Business
Businessman accused of Rs20million swindle fails to have charges quashed
A Dutch businessman accused of swindling a Mauritian bank of Rs20million has failed to convince the Cape Town high court to dismiss the charges against him.
South African media reported that Martin Korver, 55, faces charges ranging from theft to fraud and money laundering.
Korver allegedly duped the Mauritian bank (name retained) into giving him a loan using a four-star guest house in the Western Cape as security.
He is also accused of instructing a law firm to register a mortgage bond over the guest house in “favour of the Mauritian bank in order to secure the said loan”.
Korver was a director of a company, Cobow, that owns Albourne Guest House, Herald Live reported.
He reportedly controlled the “financial and banking affairs” of the company before he resigned in 2016. That was after he opened a “call deposit account” on behalf of the company with the bank in Mauritius and obtained a Rs20million (R6.8million) loan, the newspaper explained.
His two co-directors reportedly said they were not aware of Korver’s intentions and the fact that the account was linked to his personal account.
Korver was arrested in 2018 on “two counts of fraud, alternatively, theft, five counts each of forgery, uttering and money laundering”.
He is out on bail and is yet to plead. He reportedly launched an application in the high court in Cape Town for a permanent stay of his prosecution in 2021. He also challenged the specialised commercial crime court magistrate’s order that he must hand over an audit report he had commissioned to the prosecution.
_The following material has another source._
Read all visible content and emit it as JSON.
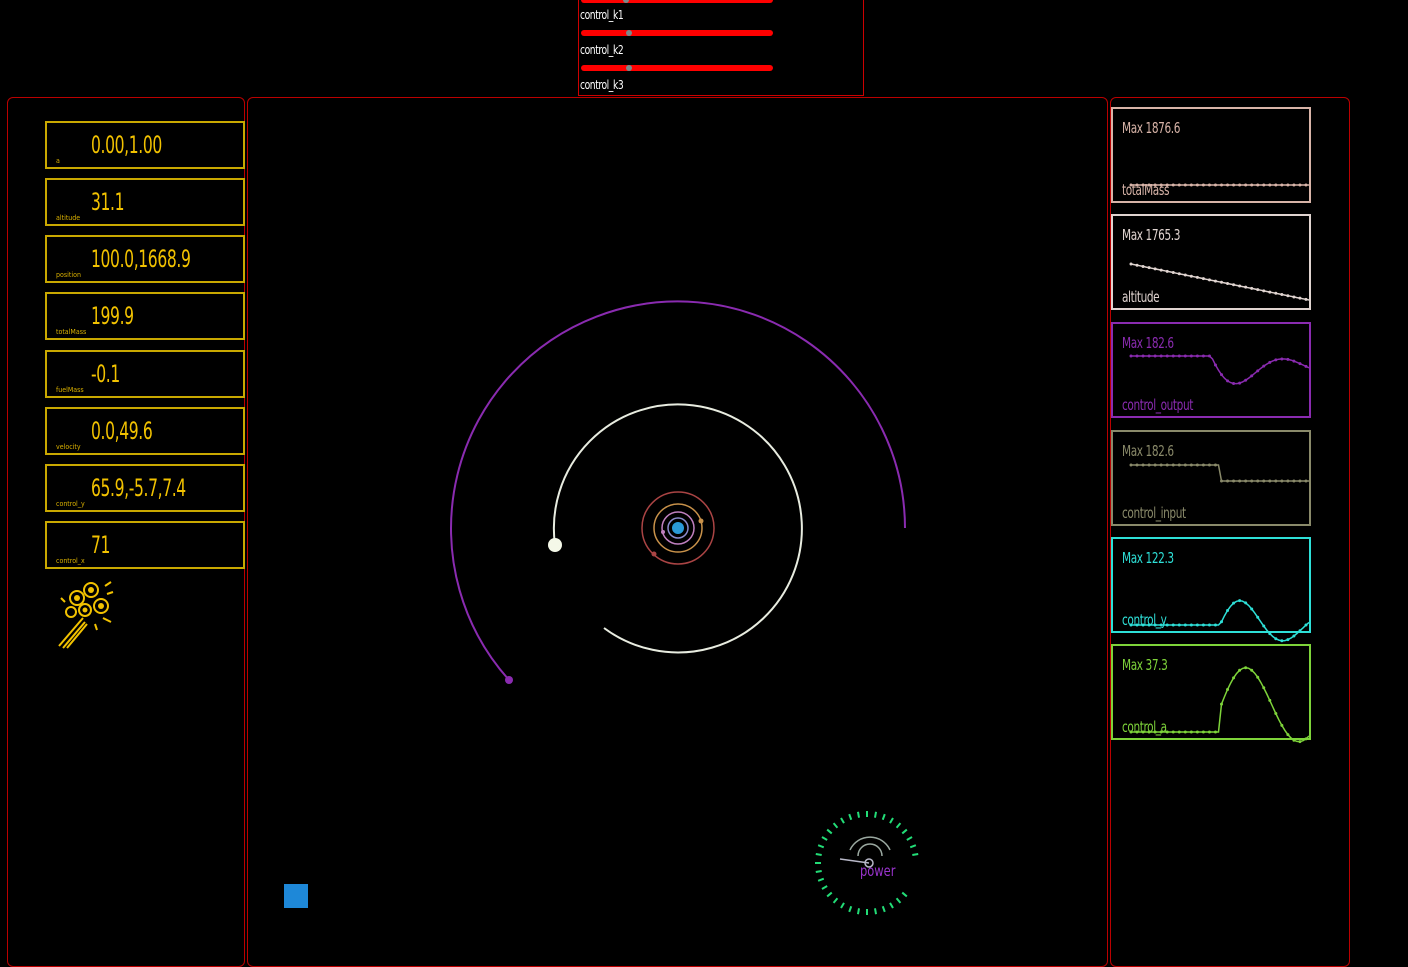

Judge Judith Cloete, with Judge Lister Nuku concurring, reviewed and set aside the magistrate’s decision aside on Friday. But the court dismissed Korver’s application for a stay of prosecution.
“There is nothing to prevent [Korver] from again approaching court at a later stage if he is able to demonstrate that any potential prejudice has become such a reality during the course of the trial that his constitutionally entrenched fair trial rights have been irreparably infringed.
“Accordingly, the case made out by [Korver] falls short of demonstrating the irremediable prejudice which he asserts, and the application for a permanent stay must fail.”
This was Korver’s second legal blow in three months. In December, Judge Ashley Binns-Ward dismissed his application for bail conditions to be relaxed so he could attend his daughter’s birthday party in the Netherlands.
Korver told Binns-Ward he wanted to travel to his home country to “visit his elderly parents and one of his daughters who is currently living there”.
His bail conditions prevent him from travelling outside the Western Cape and Eastern Cape without notifying the investigating officer. He also had to surrender his travel documents.